In the summer of 1997, Davis abruptly left his 9-year tenure as the voice of the Dallas Mavericks and joined WTMJ to call games for the Milwaukee Bucks. During home games, Spectrum News 1 Wisconsin sports director Dennis Krause served as color commentator.

Some of Davis' signature calls during Bucks games would be "Bango!" when a Bucks player hit a 3-point shot, which was carried over from Davis' predecessor, Eddie Doucette, and when a game was ending with the Bucks winning, Davis would declare the game over by saying, "it's in the bank and earning interest!" When the Bucks drafted Giannis Antetokounmpo, Davis gave him the nickname of "The Alphabet", since his name seemed to have all the letters of the alphabet, and whenever Antetokounmpo would make a 3-point shot, Davis would call, "A-B-C, easy as 1-2-3 for The Alphabet (though he would later say "...for the MVP" after Antetokounmpo won his first MVP award in 2018)."

During the 2020-21 season, Davis called the Bucks' run to their second NBA title in franchise history, and first in 50 years. At the end of the series-clinching Game 6, Davis told the story of the franchise up to that point when he called:

Tucker with the rebound. The Suns ... are not gonna foul! It's been a 50-year journey! Wisconsin, we've got a room at the top of the world tonight! The Milwaukee Bucks are NBA champions!! Let the celebration begin! Over 18,000 days, Dennis, and they're NBA champions once again!

On August 26, 2021, Davis announced that he was retiring from broadcasting, after a 24-year career.

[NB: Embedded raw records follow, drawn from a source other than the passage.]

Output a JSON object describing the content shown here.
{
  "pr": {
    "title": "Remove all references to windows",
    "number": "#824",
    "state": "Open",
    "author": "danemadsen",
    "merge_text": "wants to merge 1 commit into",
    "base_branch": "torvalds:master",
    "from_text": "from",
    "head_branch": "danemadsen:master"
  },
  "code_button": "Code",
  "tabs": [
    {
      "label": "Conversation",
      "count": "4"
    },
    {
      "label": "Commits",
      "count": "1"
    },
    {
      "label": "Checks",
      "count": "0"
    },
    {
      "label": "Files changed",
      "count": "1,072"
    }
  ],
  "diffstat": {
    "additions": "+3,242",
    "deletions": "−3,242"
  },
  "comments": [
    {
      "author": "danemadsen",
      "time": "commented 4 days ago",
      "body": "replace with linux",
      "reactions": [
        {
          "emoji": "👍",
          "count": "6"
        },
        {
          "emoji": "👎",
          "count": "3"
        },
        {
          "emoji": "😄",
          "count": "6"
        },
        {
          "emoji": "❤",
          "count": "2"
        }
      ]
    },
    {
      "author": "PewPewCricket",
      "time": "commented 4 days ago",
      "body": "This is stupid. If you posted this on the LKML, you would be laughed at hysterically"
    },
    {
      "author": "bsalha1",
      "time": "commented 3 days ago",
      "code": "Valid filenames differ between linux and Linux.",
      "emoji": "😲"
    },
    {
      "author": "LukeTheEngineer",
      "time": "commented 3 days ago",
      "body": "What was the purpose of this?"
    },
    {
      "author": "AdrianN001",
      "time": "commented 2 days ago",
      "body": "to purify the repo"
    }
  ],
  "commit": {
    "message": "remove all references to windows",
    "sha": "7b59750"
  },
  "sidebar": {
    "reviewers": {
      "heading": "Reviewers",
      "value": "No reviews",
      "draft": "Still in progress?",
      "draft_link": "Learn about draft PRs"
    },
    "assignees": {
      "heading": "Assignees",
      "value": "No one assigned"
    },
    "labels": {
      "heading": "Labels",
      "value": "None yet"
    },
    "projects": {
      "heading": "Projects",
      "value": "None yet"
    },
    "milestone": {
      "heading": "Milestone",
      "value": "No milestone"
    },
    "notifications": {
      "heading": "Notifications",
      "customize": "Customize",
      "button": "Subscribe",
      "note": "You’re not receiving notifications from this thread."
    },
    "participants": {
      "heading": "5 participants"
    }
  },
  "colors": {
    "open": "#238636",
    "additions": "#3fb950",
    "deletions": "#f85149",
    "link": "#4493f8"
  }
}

Since retiring and returning to his home state of Texas, Davis has mentioned on his social media that he'll continue to do voluntary radio broadcasting for local high school football and basketball games.

==Awards==

Davis was awarded the Milwaukee Achievement in Radio (AIR) award during the 2004–05 season as the best play-by-play broadcaster, an award he also won in 1998–99. During the 1996–97 season, he won a KATIE award for his work at KLIF-AM calling games for the Mavericks.